Sebelum lomba diadakan acara pembukaan, Rektor yang diwakili Wakil Rektor III Jaruddin MA. Ph D. Hadir juga Wakil Rektor I Dr. Rina Widiana M.Si, para dekan dan ketua Prodi, termasuk dosen pengampu mata kuliah Budaya Minang Kabau selain Zulfa, Dr.Liza Husniati, Melda, M. Khudri , Yazirman Murad dan Refni.
“Kami mengapresiasi persiapan ananda semua, saya dapat laporan, ananda latihan 3 sampai 4 bulan, sehingga siap untuk tampil hari ini” kata Jaruddin dalam pidato pembukaannya.
Mata kuliah Budaya Minangkabau kata Jaruddin adalah mata kuliah wajib di Upgrisba Sumbar. “Mata kuliah ini adalah penciri di Upgrisba, artinya selain wajib mata kuliah ini adalah menjadikan mahasiswa benar benar menjadi orang Minangkabau dengan mewarisi nilai nilai positif dari Budaya Minang Kabau ini” kata Jaruddin.
Randai ini kata Jaruddin dapat menjadi salah satu bekal untuk masa depan mahasiswa nantinya. “Saya juga mendapat informasi bahwa lulusan Upgrisba yang telah mengikuti perkuliahan Budaya Minang dan latihan randai, kini telah menjadi guru randai ditempat dia mengajar. Disisi lain tentu saja yang bersangkutan telah berkontribusi melestarikan seni budaya Minang untuk generasi” kata Jaruddin.
Ketua Panitia yang juga menjadi salah seorang dosen pembimbing mengatakan bahwa mahasiswa yang ikut lomba tahun ini jauh lebih serius dibanding sebelumnya. “Selain latihan selama 3 atau 4 bulan mereka membawa pelatih, ada kakak seniornya dan ada pula beberapa kelas membawa pelatih dari ISI dan sanggar seni” kata Zulfa.

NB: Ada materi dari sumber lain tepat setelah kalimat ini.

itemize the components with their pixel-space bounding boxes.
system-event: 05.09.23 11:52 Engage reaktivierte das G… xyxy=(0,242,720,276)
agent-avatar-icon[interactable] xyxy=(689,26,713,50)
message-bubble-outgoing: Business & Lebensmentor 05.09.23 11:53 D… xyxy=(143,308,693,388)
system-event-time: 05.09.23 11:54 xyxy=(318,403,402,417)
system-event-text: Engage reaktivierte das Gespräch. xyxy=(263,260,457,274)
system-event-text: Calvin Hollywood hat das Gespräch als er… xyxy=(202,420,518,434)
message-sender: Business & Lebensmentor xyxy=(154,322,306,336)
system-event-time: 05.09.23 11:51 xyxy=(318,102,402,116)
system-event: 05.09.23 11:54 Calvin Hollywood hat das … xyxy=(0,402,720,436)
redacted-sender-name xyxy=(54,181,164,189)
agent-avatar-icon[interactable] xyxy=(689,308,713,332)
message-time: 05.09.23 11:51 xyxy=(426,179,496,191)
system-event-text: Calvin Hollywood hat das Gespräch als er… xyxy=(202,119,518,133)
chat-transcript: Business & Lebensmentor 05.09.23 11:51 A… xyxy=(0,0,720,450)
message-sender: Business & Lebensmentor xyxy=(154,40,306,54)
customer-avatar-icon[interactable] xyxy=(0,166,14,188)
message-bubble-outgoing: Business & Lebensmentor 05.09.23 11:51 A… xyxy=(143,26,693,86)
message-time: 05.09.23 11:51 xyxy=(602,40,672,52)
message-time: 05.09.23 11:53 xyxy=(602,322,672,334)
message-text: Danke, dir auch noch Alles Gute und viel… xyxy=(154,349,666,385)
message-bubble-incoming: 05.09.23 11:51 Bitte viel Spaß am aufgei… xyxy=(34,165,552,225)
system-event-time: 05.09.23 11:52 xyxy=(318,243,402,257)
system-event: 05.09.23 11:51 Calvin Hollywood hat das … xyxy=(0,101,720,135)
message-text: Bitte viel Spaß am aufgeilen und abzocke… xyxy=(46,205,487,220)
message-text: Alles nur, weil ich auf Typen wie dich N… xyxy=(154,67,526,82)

Salsa, seorang mahasiswa yang manjadi pemain randai mengatakan, bahwa persiapan panjang dan melelahkan untuk lomba randai sepadan dengan kepuasan dan pengalaman yang diperoleh. “Walau kami capek, lelah dan mengeluarkan uang, tapi dengan penampilan kami pada lomba tadi rasanya sepadan pak, Alhandulillah kami merasakan hasilnya” kata Salsa berharap randai terus dibudayakan di Upgrisba (MK).